19.  Having carefully considered the arguments put forward against the findings of fact made by the Judge, I have concluded his error was not material. That is because it was not conceivable that the Judge could have allowed the appeal on article 8 grounds outside the rules.

 

20.  The rule in issue in these appeals is precisely one which considers compassionate circumstances, albeit the threshold for success is set very high. It is the will of Parliament, shown by the enactment of the rules replacing paragraph 317 of the previous rules, for there to be a tightening of immigration controls in respect of elderly dependent relatives, such as these appellants. It is no longer enough to show dependency on the sponsor. The only people now permitted to join UK sponsors are those who cannot look after themselves in their own countries because they cannot obtain the long-term care which they need.

 

21.  As said, the Judge was entitled to find that, as at the date of decision, the appellants did not require personal care with their every day tasks. Whilst the factual issues for considering the proportionality of refusal under these circumstances are wider, the starting-point must be that this elderly couple has each other to support them and their physical frailties had not yet reached the stage that care was required from another person. There is no suggestion the Judge limited the evidence which could be called. As the Judge noted, the appellants were able to travel to Peshawar to receive treatment and medication, which was paid for by the sponsor. The Judge was not satisfied that the cousin’s support would not continue in Jalalabad. He noted that, in addition to the sponsor’s support, they derived some income from a shop and agricultural land. In short, there was nothing in the evidence which could have led a rational decision-maker to conclude these were compelling circumstances justifying a decision outside the rules in favour of entry clearance.

 

22.  It is, of course, the case that the appellants have the option to re-apply if their circumstances change.

 

23.  The decision of the First-tier Tribunal does not contain a material error of law and shall stand. The appellants’ appeals are dismissed.

 

NOTICE OF DECISION

 

The Judge of the First-tier Tribunal did not make a material error of law and his decision dismissing the appeals shall stand.

 

Signed Date 30 January 2015

 

 

Judge Froom,

sitting as a Deputy Judge of the Upper Tribunal



[1] “E- ECDR.2.4. The applicant or, if the applicant and their partner are the sponsor’s parents or grandparents, the applicant’s partner, must as a result of age, illness or disability require long-term personal care to perform everyday tasks.”

[2] [2004] UKHL 27.

[3] Section 85A(2) of the 2002 Act provides that the tribunal may consider only the circumstances appertaining at the time of the decision to refuse. This applies also to human rights ground of appeal (AS (Somalia) (FC) and another v Secretary of State for the Home Department [2009] UKHL 32).

 

[4] 34. Evidence that, as a result of age, illness or disability, the applicant requires long-term personal care should take the form of:

(a) Medical evidence that the applicant's physical or mental condition means that they cannot perform everyday tasks; and

(b) This must be from a doctor or other health professional.”

 

[5] Sun Myung Moon (Human rights, entry clearance, proportionality) USA [2005] UKIAT 00112.

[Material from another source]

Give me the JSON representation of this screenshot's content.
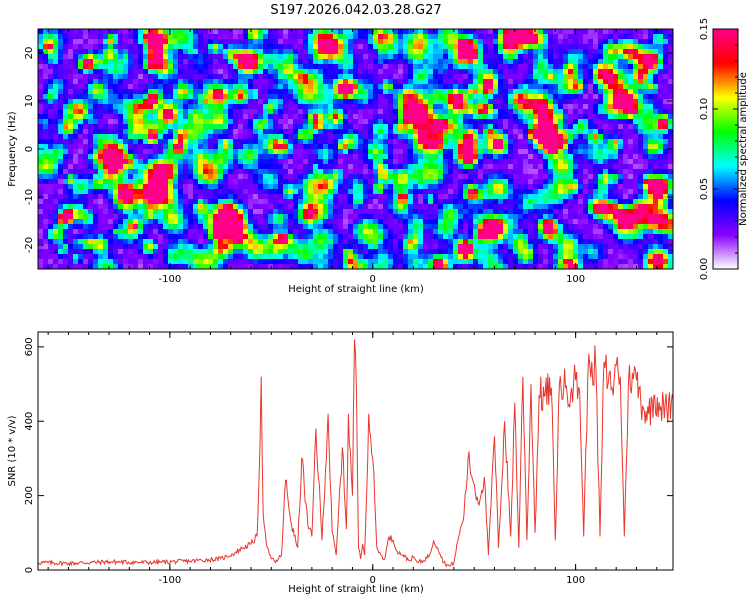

[6] See paragraph GEN.1.1: Purpose GEN.1.1. This route is for those seeking to enter or remain in the UK on the basis of their family life with a person who is a British Citizen, is settled in the UK, or is in the UK with limited leave as a refugee or person granted humanitarian protection (and the applicant cannot seek leave to enter or remain in the UK as their family member under Part 11 of these rules). It sets out the requirements to be met and, in considering applications under this route, it reflects how, under Article 8 of the Human Rights Convention, the balance will be struck between the right to respect for private and family life and the legitimate aims of protecting national security, public safety and the economic well-being of the UK; the prevention of disorder and crime; the protection of health or morals; and the protection of the rights and freedoms of others. It also takes into account the need to safeguard and promote the welfare of children in the UK.”